For Warbelow, “this bill is part of an escalation of attacks on LGBTQ people, particularly trans people. It’s a continuation and expansion of a pattern we are seeing across all states, and I worry very much if this bill becomes law other states will take a similar approach.”

Rossi is also worried that with the proposing of SB 458 Montana has become the standard bearer for a raft of dark anti-trans legislation. “At least in my time, Montana has never been the place for a breeding ground of extreme legislation. We used to watch other states for new worst legislation. Now Montana has become that state. That is sad for our community, and sad for Montana.”

The sobering irony of so many anti-trans bills circulating at the moment, Deernose told The Daily Beast, was that more laws were needed to protect trans people’s equality and safety. “Studies have shown how transgender people have greatly improved mental health outcomes if they receive gender-affirming healthcare, yet anything that helps that community to thrive is being taken away, along with things that enable transgender individuals to participate fully in society.”
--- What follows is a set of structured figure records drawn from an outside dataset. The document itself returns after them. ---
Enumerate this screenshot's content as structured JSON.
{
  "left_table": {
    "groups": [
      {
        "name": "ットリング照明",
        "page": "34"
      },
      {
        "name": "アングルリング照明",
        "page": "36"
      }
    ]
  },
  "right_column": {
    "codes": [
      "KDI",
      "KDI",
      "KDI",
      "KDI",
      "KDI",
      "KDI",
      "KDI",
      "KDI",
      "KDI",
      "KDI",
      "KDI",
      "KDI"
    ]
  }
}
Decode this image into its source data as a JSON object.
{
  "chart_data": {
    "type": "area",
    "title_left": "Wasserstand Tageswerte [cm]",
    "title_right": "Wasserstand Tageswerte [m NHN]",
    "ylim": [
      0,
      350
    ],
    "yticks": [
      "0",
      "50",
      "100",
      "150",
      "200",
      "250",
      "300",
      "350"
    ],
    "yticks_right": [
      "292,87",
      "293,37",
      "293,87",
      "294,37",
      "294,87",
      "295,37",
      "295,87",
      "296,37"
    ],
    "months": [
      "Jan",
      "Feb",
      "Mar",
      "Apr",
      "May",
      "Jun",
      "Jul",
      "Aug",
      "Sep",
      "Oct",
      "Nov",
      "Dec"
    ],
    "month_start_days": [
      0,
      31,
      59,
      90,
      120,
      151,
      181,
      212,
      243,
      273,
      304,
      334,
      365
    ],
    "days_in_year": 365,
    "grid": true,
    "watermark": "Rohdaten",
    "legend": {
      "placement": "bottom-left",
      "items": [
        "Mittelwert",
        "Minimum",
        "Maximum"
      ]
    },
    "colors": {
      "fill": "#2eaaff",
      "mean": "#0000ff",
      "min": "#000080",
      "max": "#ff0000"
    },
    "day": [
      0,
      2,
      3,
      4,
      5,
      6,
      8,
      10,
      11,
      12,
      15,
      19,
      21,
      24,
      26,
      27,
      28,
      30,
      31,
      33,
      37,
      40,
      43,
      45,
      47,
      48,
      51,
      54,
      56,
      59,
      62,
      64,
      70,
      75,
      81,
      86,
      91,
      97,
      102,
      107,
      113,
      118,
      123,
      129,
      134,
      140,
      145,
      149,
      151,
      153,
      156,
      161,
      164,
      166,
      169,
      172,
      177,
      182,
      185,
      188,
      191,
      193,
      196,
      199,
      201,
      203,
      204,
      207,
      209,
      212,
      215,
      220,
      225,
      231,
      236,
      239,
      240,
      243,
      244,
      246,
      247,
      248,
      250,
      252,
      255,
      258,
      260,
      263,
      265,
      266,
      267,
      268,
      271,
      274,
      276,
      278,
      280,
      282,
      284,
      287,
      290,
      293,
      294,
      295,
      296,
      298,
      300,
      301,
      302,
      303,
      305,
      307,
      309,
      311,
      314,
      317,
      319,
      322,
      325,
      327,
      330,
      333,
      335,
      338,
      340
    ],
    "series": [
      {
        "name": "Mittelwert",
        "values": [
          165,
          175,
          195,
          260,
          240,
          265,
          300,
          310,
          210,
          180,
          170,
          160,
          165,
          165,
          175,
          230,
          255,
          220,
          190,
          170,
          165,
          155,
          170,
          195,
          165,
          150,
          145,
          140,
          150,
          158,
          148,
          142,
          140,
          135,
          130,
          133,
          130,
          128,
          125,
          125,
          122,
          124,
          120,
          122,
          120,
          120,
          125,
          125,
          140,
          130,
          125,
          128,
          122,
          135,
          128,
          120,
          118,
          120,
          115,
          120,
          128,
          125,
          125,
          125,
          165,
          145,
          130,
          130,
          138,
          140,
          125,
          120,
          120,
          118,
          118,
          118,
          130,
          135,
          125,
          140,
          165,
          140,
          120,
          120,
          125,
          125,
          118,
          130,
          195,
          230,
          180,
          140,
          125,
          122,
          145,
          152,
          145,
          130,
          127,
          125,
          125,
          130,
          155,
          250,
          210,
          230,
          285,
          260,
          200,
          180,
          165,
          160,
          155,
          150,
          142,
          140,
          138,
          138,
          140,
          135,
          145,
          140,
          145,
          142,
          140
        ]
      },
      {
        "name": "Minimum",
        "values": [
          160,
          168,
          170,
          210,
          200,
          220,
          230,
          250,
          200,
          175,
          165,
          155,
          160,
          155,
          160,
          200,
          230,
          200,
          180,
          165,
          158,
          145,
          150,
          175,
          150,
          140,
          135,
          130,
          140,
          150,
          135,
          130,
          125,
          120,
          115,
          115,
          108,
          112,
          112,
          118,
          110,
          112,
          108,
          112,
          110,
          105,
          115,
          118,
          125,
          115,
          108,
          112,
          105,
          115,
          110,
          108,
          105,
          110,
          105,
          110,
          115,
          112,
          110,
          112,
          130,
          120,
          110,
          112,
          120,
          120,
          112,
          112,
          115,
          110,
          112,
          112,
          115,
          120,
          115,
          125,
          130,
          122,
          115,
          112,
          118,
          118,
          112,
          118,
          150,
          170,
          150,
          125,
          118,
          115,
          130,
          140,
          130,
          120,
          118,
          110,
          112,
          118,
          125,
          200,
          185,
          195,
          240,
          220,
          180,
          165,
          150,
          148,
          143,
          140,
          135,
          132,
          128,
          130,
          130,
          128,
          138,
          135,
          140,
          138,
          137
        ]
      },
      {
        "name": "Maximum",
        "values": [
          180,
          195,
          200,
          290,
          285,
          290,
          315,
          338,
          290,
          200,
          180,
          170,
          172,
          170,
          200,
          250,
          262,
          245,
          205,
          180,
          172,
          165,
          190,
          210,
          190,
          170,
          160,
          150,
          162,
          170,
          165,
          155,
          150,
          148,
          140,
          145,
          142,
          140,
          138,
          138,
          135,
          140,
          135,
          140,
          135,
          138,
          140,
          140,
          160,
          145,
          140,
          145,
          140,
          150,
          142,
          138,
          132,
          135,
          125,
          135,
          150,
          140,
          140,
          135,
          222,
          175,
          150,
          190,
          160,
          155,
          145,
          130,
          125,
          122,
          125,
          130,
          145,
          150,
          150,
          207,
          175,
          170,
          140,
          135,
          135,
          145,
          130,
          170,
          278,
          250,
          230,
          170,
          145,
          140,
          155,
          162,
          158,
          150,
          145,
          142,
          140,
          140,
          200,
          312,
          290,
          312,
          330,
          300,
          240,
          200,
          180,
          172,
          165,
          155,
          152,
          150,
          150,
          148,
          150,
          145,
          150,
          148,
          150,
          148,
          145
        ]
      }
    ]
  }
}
I think they’re doubling down on hate legislation, and trying to make a national movement.
Mija

Mija would like to see the same folks within the LGBTQ community, and straight allies, who are focused on fighting the drag ban to also show up to fight anti-trans bills—and to ask trans, nonbinary, and two-spirit people how best they can be allies. They would also like legislators to reject the “bad science” behind SB 458, although Mija said activists were prepared for more bill-making like it.

“We are prepared for this to go on and on,” Mija told The Daily Beast. “I think they’re doubling down on hate legislation, and trying to make a national movement. They are chipping away at states like Montana, because states and smaller places don’t have the resources to counter it. We don’t have the support we need. They do it here, then move on to a larger thing. Our legislators may be introducing it, but they are being backed by groups like the Heritage Foundation.”

Warbelow said the last couple of election cycles had shown anti-LGBTQ platforms had not been vote-winners. Coupled with the courts striking such laws down, she hoped lawmakers would ultimately be encouraged to focus on “real issues affecting their constituents.”

The hope I have stems from the joy I see in trans people who have transitioned and who are living our lives—the love we experience for ourselves, for one another, and experience in our communities.
Zooey Zephyr

If they could address the legislators proposing SB 458 and other bills, Mija said, “We are waiting for them to accept themselves so they can find it in themselves to accept us. This is about their own fear, and the way they were raised and taught in not-good, wrong and inaccurate ways about sex and gender. They’ve got a place with us if they can be accepting.”

“I try to remain hopeful because I couldn’t do this work if I didn’t,” Deernose said. “But this year has been a year like we’ve never seen before. The attacks have been relentless. It’s just very ugly. I am hopeful that lessons have been learned from this session. A lot of these bills will be taken to court and overturned, and a strong signal will be sent to legislators that you have to provide basic civil rights and those civil rights cannot be taken away from individuals. The people in Montana deserve better than bills like this.”

“I remain confident in the knowledge that we will win in the end,” Zephyr told The Daily Beast. “We will win the court cases. We are already winning in our communities, as seen by how unpopular this legislation is. We will win in the legislatures ultimately, but they will lag behind as legislatures tend to do. The hope I have stems from the joy I see in trans people who have transitioned and who are living our lives—the love we experience for ourselves, for one another, and experience in our communities. Trans joy is a reminder of what transition brings to trans people. That is a beacon of hope and joy and delight that none of this legislation can destroy.”